For all those for whom motherhood is a painful reality:
   Those struggling with the deep fear and sense of failure that accompanies raising children,
   Those whose bodies are worn out, who feel their youth has somehow been stripped from them by this calling,
   Those laboring without the partnering help of a father, whether he is absent physically or just emotionally and spiritually,
   Those who have been wounded by the choices of their children,
   Those whose own mothers were cruel or abusive or petty.

For all those for whom motherhood is a painful absence:
   Those who grieve the loss of their own mothers, or wives or children, whether in death or broken relationship
   Those who carry the silent grief of miscarriage, the identity-shaking pain of infertility, the dogged guilt of abortions, and the intangible loss of failed adoptions,
   Those longing to be married who aren’t,
   And all those other mothers and would-be mothers for whom life hasn’t worked out as you’ve planned.

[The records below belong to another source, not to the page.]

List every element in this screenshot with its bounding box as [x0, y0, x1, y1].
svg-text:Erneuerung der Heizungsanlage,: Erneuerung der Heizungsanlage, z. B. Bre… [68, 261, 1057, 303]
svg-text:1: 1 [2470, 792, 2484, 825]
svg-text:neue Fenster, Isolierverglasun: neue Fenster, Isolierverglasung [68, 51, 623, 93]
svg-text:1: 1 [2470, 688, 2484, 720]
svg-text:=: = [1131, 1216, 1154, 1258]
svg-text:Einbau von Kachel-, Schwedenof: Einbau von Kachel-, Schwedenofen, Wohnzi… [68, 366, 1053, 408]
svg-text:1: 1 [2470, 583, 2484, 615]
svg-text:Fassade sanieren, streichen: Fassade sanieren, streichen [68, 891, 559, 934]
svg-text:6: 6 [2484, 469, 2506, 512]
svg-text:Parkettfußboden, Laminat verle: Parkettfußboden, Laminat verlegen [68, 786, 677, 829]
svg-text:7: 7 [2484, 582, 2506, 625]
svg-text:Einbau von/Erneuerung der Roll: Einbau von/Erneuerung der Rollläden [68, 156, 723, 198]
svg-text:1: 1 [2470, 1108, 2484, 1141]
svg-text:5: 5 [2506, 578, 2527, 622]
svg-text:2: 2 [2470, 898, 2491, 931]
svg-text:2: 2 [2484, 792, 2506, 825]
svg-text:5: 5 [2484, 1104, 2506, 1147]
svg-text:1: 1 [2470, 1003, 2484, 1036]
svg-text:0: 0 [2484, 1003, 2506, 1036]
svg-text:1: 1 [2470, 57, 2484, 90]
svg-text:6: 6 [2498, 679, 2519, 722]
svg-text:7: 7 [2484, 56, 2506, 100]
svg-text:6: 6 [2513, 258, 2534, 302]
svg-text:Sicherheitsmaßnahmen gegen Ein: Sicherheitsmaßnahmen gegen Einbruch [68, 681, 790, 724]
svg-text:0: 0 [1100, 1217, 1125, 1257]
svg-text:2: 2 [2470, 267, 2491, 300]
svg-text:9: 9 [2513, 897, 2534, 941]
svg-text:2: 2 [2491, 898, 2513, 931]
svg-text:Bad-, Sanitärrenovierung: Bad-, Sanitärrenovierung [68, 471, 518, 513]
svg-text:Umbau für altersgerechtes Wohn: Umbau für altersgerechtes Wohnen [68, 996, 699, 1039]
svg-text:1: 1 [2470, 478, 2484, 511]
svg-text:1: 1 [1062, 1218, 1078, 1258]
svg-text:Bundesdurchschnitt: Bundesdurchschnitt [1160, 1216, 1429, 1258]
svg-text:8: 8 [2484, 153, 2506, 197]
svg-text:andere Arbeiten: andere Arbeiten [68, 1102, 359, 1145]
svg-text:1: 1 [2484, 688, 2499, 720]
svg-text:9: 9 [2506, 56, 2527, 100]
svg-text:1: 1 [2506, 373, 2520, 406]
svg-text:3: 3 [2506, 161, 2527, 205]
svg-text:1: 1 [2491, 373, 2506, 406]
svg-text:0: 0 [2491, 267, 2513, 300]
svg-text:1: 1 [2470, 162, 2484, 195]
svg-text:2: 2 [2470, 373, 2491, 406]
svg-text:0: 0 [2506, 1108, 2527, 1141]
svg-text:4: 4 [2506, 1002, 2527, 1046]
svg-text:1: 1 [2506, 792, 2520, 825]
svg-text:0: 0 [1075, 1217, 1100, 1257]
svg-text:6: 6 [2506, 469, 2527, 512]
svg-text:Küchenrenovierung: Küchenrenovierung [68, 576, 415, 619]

For all of you, and also you whose pains I have not named, hear these three truths:
1. God loves you and delights in you not because of what you do but simply because He chooses to love you. You don’t have to be a certain way or do a certain set of things or keep up appearances to earn His love. On your worse day, when your heart is broken and when you have failed and sinned, He saw all those days and suffered and died in Jesus to speak love to you in the midst of them.
2. Your labor is not in vain. Whether it is the often unfulfilling work of being a mother or the work you do for His body while wishing for that vocation, in the Lord your work is established and valuable. Not one thing done for the kingdom is futile; whatever we build on Christ’s foundation in love will endure.
3. You are seen. By God, and by at least some of us, some of the time. Your tears have been numbered by your heavenly Father. Your pain is shared by Jesus Christ. We appreciate your struggles, and if we don’t, that is to our condemnation. Thank you, and I am sorry, and may you on this day be blessed.